We also tried adding these lines just above the {$SERVER_NAME} in an attempt to fix, as suggeted in #5096 …

{
  servers {
    protocols h1 h2
  }
}

[francislavoie]

Enable debug logging and show logs from those hanging requests.

Try to make a request with curl -v which shows the problem. You can copy a curl command from the browser's network tab. Try to reduce the curl command to only the relevant bits (you can remove headers and try again until it starts working, then you know the last change you made was the likely culprit).

[mohammed90]

Also extract then share the process profile using the instructions here: Profiling Caddy

[toby-griffiths]

Thanks for the info. Will try to find a moment to share this additional info.

[muety]

Not sure if it's the same thing, but I'm recently having this issue of "hanging requests" as well. I'm using Caddy 2.7.5 and Firefox. Restarting Caddy helps, but the problem returns after a short while.

[mohammed90]

Not sure if it's the same thing, but I'm recently having this issue of "hanging requests" as well. I'm using Caddy 2.7.5 and Firefox. Restarting Caddy helps, but the problem returns after a short while.

As Francis and I shared earlier, we need debug logs and profile.

[muety]

Turned out to be an issue with Firefox, rather than with Caddy for me. In Chrome or using curl, I couldn't reproduce the problem. Also, I figured the requests would never actually hit the server, but start hanging even before.

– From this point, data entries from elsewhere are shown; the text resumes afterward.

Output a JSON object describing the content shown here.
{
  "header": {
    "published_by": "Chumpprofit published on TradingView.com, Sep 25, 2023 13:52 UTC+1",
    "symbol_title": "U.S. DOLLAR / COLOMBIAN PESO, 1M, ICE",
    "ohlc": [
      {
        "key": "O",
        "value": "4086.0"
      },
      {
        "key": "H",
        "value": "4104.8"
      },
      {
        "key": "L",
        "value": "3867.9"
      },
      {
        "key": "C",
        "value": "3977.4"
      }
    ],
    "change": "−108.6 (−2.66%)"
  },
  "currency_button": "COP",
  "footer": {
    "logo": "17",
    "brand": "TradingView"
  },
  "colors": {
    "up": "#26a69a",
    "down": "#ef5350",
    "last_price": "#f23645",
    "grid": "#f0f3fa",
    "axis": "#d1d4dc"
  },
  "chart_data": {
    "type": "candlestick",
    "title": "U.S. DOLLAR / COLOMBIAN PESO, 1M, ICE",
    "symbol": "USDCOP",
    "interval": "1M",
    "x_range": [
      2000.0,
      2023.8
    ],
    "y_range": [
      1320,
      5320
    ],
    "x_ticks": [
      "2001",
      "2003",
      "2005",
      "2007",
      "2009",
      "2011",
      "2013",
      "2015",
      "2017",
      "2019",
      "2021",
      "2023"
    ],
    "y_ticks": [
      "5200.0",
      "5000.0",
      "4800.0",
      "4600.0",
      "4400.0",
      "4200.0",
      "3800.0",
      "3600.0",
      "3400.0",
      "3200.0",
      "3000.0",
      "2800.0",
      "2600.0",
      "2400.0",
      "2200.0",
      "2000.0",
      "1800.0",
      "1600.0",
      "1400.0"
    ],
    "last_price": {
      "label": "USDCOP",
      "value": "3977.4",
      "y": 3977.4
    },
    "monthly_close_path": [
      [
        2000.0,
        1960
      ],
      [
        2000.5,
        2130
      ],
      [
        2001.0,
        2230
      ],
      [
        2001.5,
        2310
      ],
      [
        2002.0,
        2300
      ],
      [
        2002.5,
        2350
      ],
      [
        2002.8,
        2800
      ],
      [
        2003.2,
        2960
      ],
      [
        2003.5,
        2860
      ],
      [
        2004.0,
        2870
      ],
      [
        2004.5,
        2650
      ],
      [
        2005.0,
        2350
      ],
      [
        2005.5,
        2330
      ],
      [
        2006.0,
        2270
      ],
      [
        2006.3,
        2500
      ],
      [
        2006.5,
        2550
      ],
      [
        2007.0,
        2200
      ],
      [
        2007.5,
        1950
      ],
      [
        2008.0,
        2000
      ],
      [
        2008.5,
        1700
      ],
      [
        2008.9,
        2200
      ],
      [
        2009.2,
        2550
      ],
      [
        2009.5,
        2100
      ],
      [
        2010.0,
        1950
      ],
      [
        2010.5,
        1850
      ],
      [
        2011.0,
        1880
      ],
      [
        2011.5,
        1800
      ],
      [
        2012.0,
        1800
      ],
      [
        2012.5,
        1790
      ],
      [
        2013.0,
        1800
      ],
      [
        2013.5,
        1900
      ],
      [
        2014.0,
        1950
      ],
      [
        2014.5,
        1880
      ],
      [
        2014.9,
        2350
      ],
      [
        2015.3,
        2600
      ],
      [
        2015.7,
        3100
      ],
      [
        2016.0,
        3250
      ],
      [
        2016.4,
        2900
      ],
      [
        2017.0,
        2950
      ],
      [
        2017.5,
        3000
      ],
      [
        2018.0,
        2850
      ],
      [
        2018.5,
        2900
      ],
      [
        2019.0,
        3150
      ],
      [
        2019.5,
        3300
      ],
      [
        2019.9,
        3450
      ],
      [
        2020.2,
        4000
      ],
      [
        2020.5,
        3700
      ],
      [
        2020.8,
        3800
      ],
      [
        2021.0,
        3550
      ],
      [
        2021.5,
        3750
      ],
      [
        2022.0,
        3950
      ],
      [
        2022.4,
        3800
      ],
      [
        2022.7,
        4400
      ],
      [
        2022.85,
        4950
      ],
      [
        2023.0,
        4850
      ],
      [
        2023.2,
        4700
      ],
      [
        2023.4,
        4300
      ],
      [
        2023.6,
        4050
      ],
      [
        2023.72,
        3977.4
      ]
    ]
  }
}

I'm using Caddy's push directive to server-push some static assets to the browser on initial page load and it seems like that was problematic in Firefox. With that push mechanism enabled, some requests would get stuck and never return. Also, all subsequent requests to the same domain would hang forever from there on. I'm pretty sure this must be a bug in Firefox, but couldn't find any related reports.

[toby-griffiths]

Sorry for the lack of update. We've currently mitigate this by fixing the Caddy server at v2.6.4, but want to upgrade, so will try to re-test and provide more info as soon as I can find a moment. The joys of working for a small start-up!

[mholt]

@toby-griffiths Thanks for circling back -- it's been a couple more months now, any more information?

It sounds like a Firefox bug; and without more information, there's not much we can do to act on this. So I'll close this for now, but if new information surfaces that points to a problem in our code base, we can reopen and investigate.